Die Ausgleichszulage für Berg- und benachteiligte Gebiete soll die Landwirte in diesen Regionen dabei unterstützen, die landwirtschaftliche Tradition auch unter schwierigen Bewirtschaftungsverhältnissen fortzuführen.
Kein Land der Europäischen Union fördert die Bergbäuerinnen und Bergbauern so punktgenau nach der Erschwernis wie Österreich. Für die neue Förderperiode wurde die  Gewichtung der Punkteverteilung neu evaluiert, um so besonders kleinere Betriebe vermehrt zu unterstützen.
Die Zahlung wird anhand der individuellen Erschwernisse des Betriebes exakt bemessen. Auf diese Weise können die Kosten- und Ertragsunterschiede gegenüber den Betrieben in Gunstlagen punktgenau abgefedert werden.

Voraussetzungen

Voraussetzung für Zahlungen aus der Ausgleichszulage für Almen und Gemeinschaftsweiden ist der Auftrieb von Tieren auf eine Alm oder Gemeinschaftsweide.

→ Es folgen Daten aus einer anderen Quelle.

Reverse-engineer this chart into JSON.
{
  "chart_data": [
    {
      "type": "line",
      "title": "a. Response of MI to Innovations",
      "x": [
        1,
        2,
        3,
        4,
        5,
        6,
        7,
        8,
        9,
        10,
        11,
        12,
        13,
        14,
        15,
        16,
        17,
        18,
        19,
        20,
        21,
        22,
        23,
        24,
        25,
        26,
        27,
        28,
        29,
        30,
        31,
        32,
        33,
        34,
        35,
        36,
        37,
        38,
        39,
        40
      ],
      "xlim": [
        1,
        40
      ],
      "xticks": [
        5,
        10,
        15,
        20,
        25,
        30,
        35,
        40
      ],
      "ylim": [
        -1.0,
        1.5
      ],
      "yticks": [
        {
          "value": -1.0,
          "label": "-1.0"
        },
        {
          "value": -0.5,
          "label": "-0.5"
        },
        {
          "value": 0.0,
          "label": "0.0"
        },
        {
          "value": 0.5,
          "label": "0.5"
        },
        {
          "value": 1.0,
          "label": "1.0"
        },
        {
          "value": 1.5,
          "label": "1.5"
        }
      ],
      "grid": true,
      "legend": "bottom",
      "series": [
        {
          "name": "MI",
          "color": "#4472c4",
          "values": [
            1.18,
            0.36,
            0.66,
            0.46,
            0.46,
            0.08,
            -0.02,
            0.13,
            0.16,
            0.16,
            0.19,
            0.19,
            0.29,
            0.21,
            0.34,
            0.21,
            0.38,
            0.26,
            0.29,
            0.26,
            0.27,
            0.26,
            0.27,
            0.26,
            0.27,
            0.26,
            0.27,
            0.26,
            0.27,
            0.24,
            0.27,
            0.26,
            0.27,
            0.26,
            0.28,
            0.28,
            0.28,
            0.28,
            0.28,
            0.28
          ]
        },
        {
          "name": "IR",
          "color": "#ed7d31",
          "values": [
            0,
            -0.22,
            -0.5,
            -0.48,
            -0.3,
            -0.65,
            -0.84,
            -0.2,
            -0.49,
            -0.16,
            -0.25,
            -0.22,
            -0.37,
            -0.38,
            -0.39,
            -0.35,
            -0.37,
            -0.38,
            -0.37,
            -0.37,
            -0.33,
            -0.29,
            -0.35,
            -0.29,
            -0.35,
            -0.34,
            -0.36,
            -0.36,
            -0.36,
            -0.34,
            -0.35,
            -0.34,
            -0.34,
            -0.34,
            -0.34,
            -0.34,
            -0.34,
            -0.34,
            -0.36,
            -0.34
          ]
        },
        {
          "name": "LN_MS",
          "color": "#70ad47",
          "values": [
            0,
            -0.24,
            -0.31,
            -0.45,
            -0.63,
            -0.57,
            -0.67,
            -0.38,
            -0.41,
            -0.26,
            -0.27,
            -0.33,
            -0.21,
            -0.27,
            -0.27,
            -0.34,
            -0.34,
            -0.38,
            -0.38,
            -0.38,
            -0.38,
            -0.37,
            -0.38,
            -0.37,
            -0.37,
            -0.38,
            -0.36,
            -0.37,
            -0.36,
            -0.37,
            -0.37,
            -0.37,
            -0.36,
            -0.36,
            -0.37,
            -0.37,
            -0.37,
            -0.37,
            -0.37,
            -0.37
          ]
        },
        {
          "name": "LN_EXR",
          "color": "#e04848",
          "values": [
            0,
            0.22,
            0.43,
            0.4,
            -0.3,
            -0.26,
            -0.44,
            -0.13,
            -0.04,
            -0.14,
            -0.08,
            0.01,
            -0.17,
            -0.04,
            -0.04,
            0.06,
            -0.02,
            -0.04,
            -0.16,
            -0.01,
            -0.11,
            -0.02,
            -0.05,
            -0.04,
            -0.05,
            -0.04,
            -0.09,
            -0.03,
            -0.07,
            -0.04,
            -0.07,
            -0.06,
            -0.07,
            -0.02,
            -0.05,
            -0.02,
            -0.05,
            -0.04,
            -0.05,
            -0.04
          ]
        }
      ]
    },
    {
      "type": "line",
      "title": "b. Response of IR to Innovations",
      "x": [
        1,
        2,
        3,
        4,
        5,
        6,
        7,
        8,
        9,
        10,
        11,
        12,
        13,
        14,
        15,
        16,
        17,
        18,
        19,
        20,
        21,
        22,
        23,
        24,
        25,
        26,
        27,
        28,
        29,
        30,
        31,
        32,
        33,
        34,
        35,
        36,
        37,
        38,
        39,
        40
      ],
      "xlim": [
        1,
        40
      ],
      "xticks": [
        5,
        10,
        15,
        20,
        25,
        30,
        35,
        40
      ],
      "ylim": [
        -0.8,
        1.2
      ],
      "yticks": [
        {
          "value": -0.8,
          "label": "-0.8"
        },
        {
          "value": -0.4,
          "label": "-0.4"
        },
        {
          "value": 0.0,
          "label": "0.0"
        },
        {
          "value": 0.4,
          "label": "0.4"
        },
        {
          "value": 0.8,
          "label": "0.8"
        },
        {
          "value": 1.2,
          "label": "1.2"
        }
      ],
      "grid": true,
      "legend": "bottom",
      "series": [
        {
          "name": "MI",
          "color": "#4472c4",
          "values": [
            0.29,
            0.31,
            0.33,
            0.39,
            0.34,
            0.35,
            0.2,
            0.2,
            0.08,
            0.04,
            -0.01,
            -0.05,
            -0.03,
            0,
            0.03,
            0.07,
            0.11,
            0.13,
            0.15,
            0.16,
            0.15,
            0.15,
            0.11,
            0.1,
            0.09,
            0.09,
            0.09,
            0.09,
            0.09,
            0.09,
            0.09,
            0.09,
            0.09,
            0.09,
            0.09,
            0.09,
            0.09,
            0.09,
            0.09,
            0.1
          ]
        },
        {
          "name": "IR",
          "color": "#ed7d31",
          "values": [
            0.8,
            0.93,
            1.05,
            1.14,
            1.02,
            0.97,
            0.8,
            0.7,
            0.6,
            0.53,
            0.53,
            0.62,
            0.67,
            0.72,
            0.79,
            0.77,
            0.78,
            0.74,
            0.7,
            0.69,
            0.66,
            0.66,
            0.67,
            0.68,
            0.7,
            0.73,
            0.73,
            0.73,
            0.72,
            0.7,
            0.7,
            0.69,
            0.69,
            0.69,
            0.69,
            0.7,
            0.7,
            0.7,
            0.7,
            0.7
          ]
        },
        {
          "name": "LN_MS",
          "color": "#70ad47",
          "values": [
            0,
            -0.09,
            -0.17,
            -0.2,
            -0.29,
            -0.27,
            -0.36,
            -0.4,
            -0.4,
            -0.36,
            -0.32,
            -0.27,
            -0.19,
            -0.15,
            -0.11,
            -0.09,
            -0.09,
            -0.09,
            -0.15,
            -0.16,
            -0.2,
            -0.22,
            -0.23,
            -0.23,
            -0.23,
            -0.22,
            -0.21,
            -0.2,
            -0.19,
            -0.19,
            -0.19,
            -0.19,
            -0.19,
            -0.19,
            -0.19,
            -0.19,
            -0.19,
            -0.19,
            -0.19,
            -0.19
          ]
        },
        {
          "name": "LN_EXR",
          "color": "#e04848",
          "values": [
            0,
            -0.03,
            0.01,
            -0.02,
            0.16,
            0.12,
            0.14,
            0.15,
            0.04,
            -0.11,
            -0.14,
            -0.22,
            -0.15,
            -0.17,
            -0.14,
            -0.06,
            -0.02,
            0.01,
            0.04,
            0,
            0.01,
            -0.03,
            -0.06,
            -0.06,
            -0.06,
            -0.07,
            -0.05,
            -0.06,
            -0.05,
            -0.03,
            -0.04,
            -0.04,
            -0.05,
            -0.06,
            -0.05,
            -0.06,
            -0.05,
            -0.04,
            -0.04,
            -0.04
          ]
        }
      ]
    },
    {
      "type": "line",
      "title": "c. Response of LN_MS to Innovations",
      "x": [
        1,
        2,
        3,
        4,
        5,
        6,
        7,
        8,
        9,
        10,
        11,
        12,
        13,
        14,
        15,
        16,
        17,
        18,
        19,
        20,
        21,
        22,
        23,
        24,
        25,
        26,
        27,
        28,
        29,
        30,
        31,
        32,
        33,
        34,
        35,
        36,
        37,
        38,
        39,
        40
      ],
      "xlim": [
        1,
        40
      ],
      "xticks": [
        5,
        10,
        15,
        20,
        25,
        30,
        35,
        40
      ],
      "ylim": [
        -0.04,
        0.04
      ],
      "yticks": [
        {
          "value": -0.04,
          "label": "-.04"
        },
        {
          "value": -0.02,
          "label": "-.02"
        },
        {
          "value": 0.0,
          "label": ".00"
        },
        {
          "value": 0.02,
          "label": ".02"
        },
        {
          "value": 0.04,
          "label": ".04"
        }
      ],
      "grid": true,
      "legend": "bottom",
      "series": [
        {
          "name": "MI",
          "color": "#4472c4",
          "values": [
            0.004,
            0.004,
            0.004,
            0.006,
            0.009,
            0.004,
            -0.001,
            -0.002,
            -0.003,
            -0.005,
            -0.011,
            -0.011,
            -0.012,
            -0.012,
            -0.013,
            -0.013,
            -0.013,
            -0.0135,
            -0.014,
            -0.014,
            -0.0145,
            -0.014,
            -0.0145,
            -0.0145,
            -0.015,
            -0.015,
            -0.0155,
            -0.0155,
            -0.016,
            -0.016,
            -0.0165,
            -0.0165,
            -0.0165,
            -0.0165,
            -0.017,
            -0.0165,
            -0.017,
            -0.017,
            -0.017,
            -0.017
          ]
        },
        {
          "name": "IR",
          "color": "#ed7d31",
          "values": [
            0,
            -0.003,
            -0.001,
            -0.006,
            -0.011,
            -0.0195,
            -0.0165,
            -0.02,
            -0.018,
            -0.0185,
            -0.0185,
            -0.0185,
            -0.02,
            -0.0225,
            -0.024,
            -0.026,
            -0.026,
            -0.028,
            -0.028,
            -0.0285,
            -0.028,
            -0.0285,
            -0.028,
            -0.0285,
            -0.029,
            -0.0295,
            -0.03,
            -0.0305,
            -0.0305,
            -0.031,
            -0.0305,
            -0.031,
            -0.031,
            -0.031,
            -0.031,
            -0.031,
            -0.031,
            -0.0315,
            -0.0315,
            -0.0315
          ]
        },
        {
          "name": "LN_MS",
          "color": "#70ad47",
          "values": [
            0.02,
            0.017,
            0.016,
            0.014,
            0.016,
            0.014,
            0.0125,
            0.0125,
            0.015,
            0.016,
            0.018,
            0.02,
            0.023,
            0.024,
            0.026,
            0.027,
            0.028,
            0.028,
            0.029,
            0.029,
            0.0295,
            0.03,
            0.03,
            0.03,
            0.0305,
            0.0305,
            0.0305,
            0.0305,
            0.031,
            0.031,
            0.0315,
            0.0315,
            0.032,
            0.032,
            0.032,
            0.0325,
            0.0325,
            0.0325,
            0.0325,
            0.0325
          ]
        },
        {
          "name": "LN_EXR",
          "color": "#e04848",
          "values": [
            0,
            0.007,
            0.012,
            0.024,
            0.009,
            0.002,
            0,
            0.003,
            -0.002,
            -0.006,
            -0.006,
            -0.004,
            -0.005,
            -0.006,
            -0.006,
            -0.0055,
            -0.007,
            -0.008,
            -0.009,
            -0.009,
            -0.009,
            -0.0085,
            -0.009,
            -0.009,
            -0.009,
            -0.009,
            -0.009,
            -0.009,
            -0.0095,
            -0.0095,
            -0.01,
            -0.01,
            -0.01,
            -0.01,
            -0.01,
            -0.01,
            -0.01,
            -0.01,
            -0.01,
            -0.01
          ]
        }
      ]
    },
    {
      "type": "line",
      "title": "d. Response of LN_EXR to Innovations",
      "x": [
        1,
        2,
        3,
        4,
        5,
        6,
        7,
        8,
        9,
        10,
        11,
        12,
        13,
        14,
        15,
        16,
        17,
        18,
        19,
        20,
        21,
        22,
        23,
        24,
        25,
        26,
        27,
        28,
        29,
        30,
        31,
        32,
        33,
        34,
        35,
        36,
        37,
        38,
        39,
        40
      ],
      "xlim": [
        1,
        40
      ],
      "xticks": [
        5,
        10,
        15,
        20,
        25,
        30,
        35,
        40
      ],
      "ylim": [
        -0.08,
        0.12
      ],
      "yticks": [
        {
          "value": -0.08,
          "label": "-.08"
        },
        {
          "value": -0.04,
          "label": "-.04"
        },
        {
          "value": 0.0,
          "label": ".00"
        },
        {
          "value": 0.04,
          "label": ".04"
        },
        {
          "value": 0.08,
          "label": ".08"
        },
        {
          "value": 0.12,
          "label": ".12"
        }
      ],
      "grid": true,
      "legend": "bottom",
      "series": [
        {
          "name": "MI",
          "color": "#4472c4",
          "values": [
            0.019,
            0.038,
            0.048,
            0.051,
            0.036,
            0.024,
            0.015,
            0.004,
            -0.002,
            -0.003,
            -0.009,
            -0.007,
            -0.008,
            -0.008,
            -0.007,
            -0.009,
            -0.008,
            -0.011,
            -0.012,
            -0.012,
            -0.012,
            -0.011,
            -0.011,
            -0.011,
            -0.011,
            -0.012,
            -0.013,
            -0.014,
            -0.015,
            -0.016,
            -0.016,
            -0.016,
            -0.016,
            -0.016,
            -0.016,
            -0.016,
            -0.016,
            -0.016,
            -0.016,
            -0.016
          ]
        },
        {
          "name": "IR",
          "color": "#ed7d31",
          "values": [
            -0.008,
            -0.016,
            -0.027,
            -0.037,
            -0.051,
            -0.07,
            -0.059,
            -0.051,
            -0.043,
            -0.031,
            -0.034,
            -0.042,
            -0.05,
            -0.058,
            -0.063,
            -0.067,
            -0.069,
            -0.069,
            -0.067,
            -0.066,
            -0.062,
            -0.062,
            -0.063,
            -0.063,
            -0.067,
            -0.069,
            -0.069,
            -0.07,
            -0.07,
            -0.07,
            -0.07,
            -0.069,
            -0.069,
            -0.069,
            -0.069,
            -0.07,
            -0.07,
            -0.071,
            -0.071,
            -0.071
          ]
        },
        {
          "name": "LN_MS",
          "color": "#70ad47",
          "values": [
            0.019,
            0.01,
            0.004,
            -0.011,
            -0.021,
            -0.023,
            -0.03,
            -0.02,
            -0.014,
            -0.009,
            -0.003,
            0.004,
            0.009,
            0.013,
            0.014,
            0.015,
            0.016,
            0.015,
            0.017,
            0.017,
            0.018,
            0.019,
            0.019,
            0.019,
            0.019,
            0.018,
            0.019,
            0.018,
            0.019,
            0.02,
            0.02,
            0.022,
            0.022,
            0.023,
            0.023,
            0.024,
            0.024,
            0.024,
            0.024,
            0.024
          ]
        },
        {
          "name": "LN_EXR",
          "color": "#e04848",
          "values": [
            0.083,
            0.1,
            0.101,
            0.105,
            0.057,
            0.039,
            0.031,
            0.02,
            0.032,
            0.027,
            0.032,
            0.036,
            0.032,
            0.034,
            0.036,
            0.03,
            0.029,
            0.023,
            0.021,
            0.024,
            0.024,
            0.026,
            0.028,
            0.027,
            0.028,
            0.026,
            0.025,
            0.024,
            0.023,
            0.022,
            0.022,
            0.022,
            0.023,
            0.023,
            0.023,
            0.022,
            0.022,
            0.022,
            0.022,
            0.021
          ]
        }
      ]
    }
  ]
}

  • Die Flächen müssen von BewirtschafterIn oder Obmann/-frau im Rahmen der MFA-Antragsstellung "Flächen" beantragt werden.
  • Zudem muss der/die AuftreiberIn im eigenen Mehrfachantrag bei "Antragsangaben" das AZ-Kreuz setzen.
  • Die Alm-/Gemeinschaftsweide-Auftriebsliste muss von BewirtschafterIn oder Obmann/-frau im Rahmen der MFA-Antragsstellung beantragt werden (auch dann, wenn nur Rinder auf Alm oder Gemeinschaftsweide gemeldet werden).
  • Rinder werden von BewirtschafterIn oder Obmann/-frau über das Rindernet auf der Alm/Gemeinschaftsweide gemeldet.
  • Schafe, Ziegen und Pferde (Nichtrinder) werden von BewirtschafterIn oder Obmann/-frau im Mehrfachantrag über die "Alm-/Gemeinschaftsweide-Auftriebsliste" gemeldet.
  • Alle Tiere müssen mindestens 60 Tage auf der Alm weiden, um prämienfähig zu werden.